マーケティング関連の部署にいると、製品の販売企画書を作る場面が多くなります。慣れてくるとポイントをしっかりと抑え、比較的骨格は簡単に作成できるのですが、初めて作りなさいと指示されると、『どうやって作ったらいいのかな?』と悩んでしまいますね。
今回はそういった販売企画初心者に対して、効果の高い販売企画書を作成するコツを説明したいと思います。もちろん、こういったものに模範解答はありません。これをベースに自分なりに最高のパターンを作ってみて下さい。

販売計画書の作り方

販売企画書の目的

ある製品をマーケットに投入するとき、販売企画書を作成します。市場が売り手市場だった時代は、良いものをより安く作れば、製品は売れました。しかし、今の市場はモノが余っており、また製品性能の差別化も均質化され難しくなっています。
こういった成熟マーケット販売を拡大していくためには、より市場を細分化し、自社製品が最も有利な戦場で戦う必要があります。これをしっかりと定めるものが販売企画書です。
これは新規事業を立ち上げる際の事業企画書などにも通じることなのでしっかりと構成できるようになりたいところですが、良くチームメンバーが作ってきた販売企画書を見ると『雰囲気として良くできてるんだけどなんかピンとこないな』ということが多いです。これは計画書がロジカルでないことが大きく影響しています。

まず販売計画書はどういったものなのかを考えましょう。販売企画書『こういう製品を売れば会社の成果に繋がるので是非やらせて下さい』という意思を自社の上層部の同意、承認を得るものです。ここからズレてしまっていると、承認をする上司も『何をしたいのか?』『何を承認すればよいのか?』わからなくなってしまうことがあります。販売企画書を作成するときは、まずここに要注意です。

販売企画書の主旨

販売企画書に限らず、社内へのレポートはまず結論を書かなければなりません。販売企画書であれば、『その製品を販売すると会社にどんな成果をもたらすのか?』という企画の主旨のことです。
企画書の最初には主旨端的に書くことから始まります。販売量を拡大する企画書であれば『成長している〇〇市場に△△の製品を投入し、年間〇〇の売上を上げる』という内容を明確に宣言します。
もちろん企画書はその主旨の詳細を記載していくのですが上司もバカではありません。この主旨を読んだとき『いや、ちょっと無理だろう』、『そんな当たり前のことを今さら考えてどうする?』というものであれば企画書が通るわけがありません
まず主旨の段階『このあとの企画を聞いてみたい』と思わせなければなりません。

企画書の本文

主旨が首尾よく聞きいれてもらえたら次は企画書の内容です。このパートはマーケティングの原則である、STPマーケティング4Pをしっかりと活用しながら作れば問題ありません。

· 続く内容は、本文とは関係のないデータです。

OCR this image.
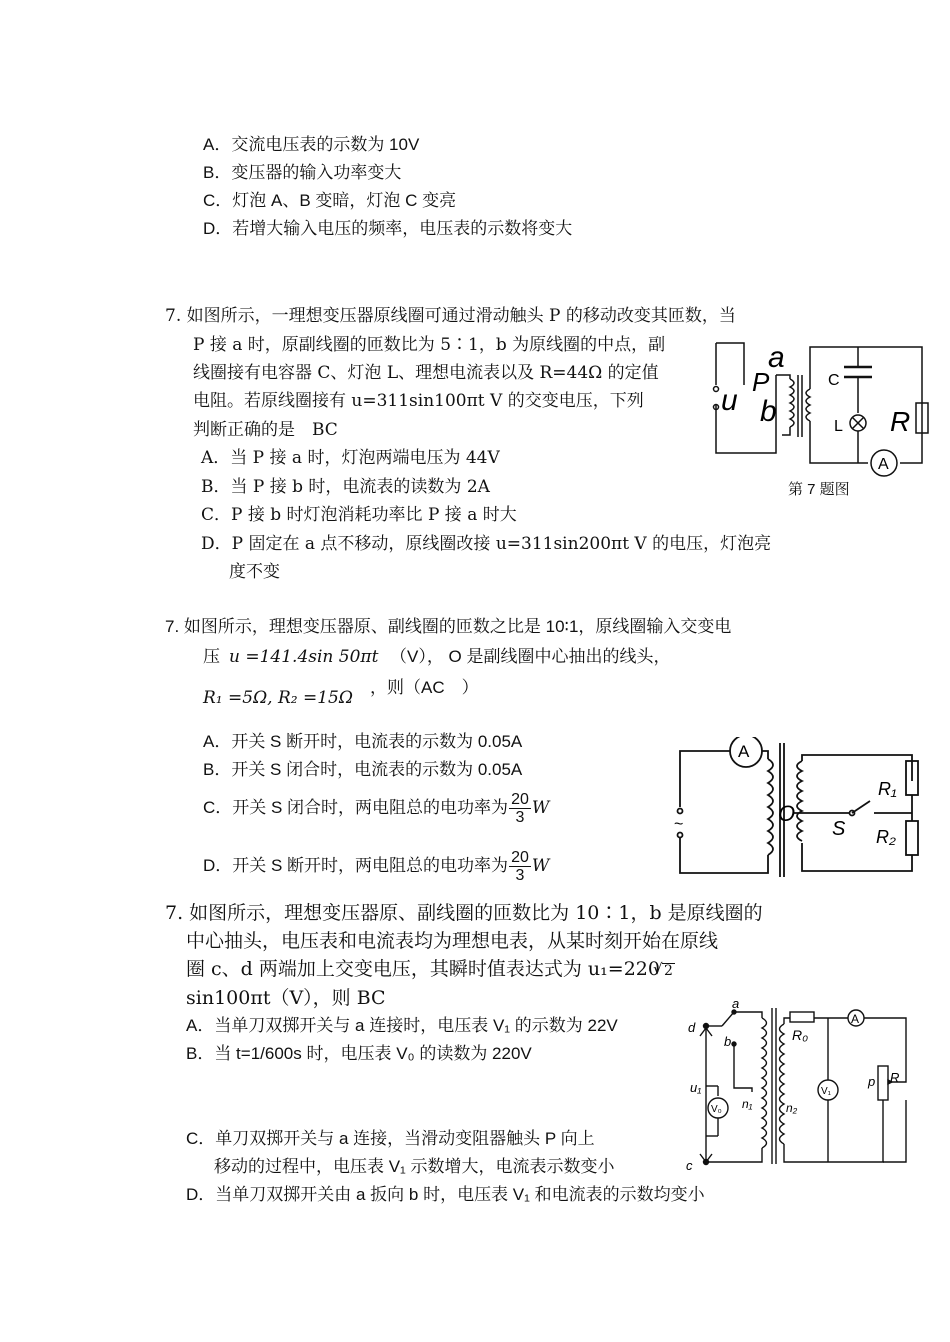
A．交流电压表的示数为 10V
B．变压器的输入功率变大
C．灯泡 A、B 变暗，灯泡 C 变亮
D．若增大输入电压的频率，电压表的示数将变大
7. 如图所示，一理想变压器原线圈可通过滑动触头 P 的移动改变其匝数，当
P 接 a 时，原副线圈的匝数比为 5∶1，b 为原线圈的中点，副
线圈接有电容器 C、灯泡 L、理想电流表以及 R=44Ω 的定值
电阻。若原线圈接有 u=311sin100πt V 的交变电压，下列
判断正确的是　BC
A．当 P 接 a 时，灯泡两端电压为 44V
B．当 P 接 b 时，电流表的读数为 2A
C．P 接 b 时灯泡消耗功率比 P 接 a 时大
D．P 固定在 a 点不移动，原线圈改接 u=311sin200πt V 的电压，灯泡亮
度不变
a
P
u b
C
L R
A
第 7 题图
7. 如图所示，理想变压器原、副线圈的匝数之比是 10∶1，原线圈输入交变电
压 u =141.4sin 50πt （V）， O 是副线圈中心抽出的线头，
R₁ =5Ω, R₂ =15Ω
，则（AC　）
A．开关 S 断开时，电流表的示数为 0.05A
B．开关 S 闭合时，电流表的示数为 0.05A
C．开关 S 闭合时，两电阻总的电功率为 $\frac{20}{3}$ W
D．开关 S 断开时，两电阻总的电功率为 $\frac{20}{3}$ W
A
O
S
R₁
R₂
~
7. 如图所示，理想变压器原、副线圈的匝数比为 10∶1，b 是原线圈的
中心抽头，电压表和电流表均为理想电表，从某时刻开始在原线
圈 c、d 两端加上交变电压，其瞬时值表达式为 u₁=220√ 2
sin100πt（V），则 BC
A．当单刀双掷开关与 a 连接时，电压表 V₁ 的示数为 22V
B．当 t=1/600s 时，电压表 V₀ 的读数为 220V
C．单刀双掷开关与 a 连接，当滑动变阻器触头 P 向上
移动的过程中，电压表 V₁ 示数增大，电流表示数变小
D．当单刀双掷开关由 a 扳向 b 时，电压表 V₁ 和电流表的示数均变小
a
b
c
d
u₁
V₀ n₁	n₂
R₀
A
V₁
p R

1)ターゲット・・・主にSTP、新規商品の場合は外部・内部環境分析も参考
2)製品特徴(USP)・・・4P『商品(Product)戦略』『価格(Price)戦略』
3)販売目標
4)販売方法・・・4P『流通(Place)戦略』『プロモーション戦略』
5)スケジュール
6)進捗の確認方法(KPI)

ターゲット

まずはターゲットです。STPの分析をし『市場のどの分野のどういったユーザー層へ製品を売り込むのか』を定める部分です。このターゲットより狭く、深く狙っていく必要があります。
特に製品の均質化が進んでいるマーケットの場合、幅広い製品特徴を持ったものほど競合との競争に晒されます。例えばかゆみ止めの軟膏を扱っているのであれば『どこにでも使えるかゆみ止め』では広すぎるのです。『足首専用』とか『頭皮専用』など、かゆみの市場課題をより細分化し、自社の製品の勝ち目のある領域で戦うことを、まず最初に考えることです。

製品特性(USP)

ターゲットを絞っていく際にも関わってくるのですが、狙う市場が決まったら『その市場に対してどういった強みを持って、販売していくのか』を表したものが製品特性です。よくUSP(Unique Sales Proposition)という言葉で代用されます。
また、マーケティングの4Pでいうところの製品戦略です。販売する際にこのUSPが明確でない製品は、まず売れることはないでしょう。この製品特性(USP)プロモーションと並んでマーケティングの柱といっても過言ではありません。
競合製品に対する差別化ポイントであったり、ユーザーに対する最もアピールするポイントになり、これが描けないと負け商品になってしまうのです。そのため、製品特性優位に持っていくためには、途中でターゲットを変更するようなこともしばしば発生します。必要もあるわけです。
これは実話で有名な話かもしれませんが、ある会社が保湿効果の高いティッシュを開発し、他製品よりもワンランク上級のティッシュというUSPで販売を開始しました。しかし、思ったほど販売が伸びず、ターゲットをさらに細分化し、『花粉症の人に優しいティシュ』とポジションチェンジをしたところ、爆発的なヒット商品になったという事例です。実はこの時に商品名パッケージデザインも変更しているのですが、ネピアの『鼻セレブ』という製品のお話です。
この事例は製品特性(USP)一切変更していませんターゲットを細分化し、自社製品のポジションを変更すると同時に、製品名やパッケージデザインといったプロモーション方法も変更し、一気に販売量が拡大したという非常に参考になる例ですね。
いずれにしてもターゲットに対して製品特性が突出していなければ、何度でも販売企画を練り直す必要があります。

販売目標

これについては販売企画書に書かない人はいないでしょう。目を通す上司もここが一番気になるところですね。販売目標を記載するときに下記の点は必ず入れるようにしましょう。
①販売予定(希望)価格と予定原価・・・1個売るといくら儲かるのか?
②初年度から3年目までの販売予定・・・初動でどうれくらい粗利(売上総利益)があがるのか?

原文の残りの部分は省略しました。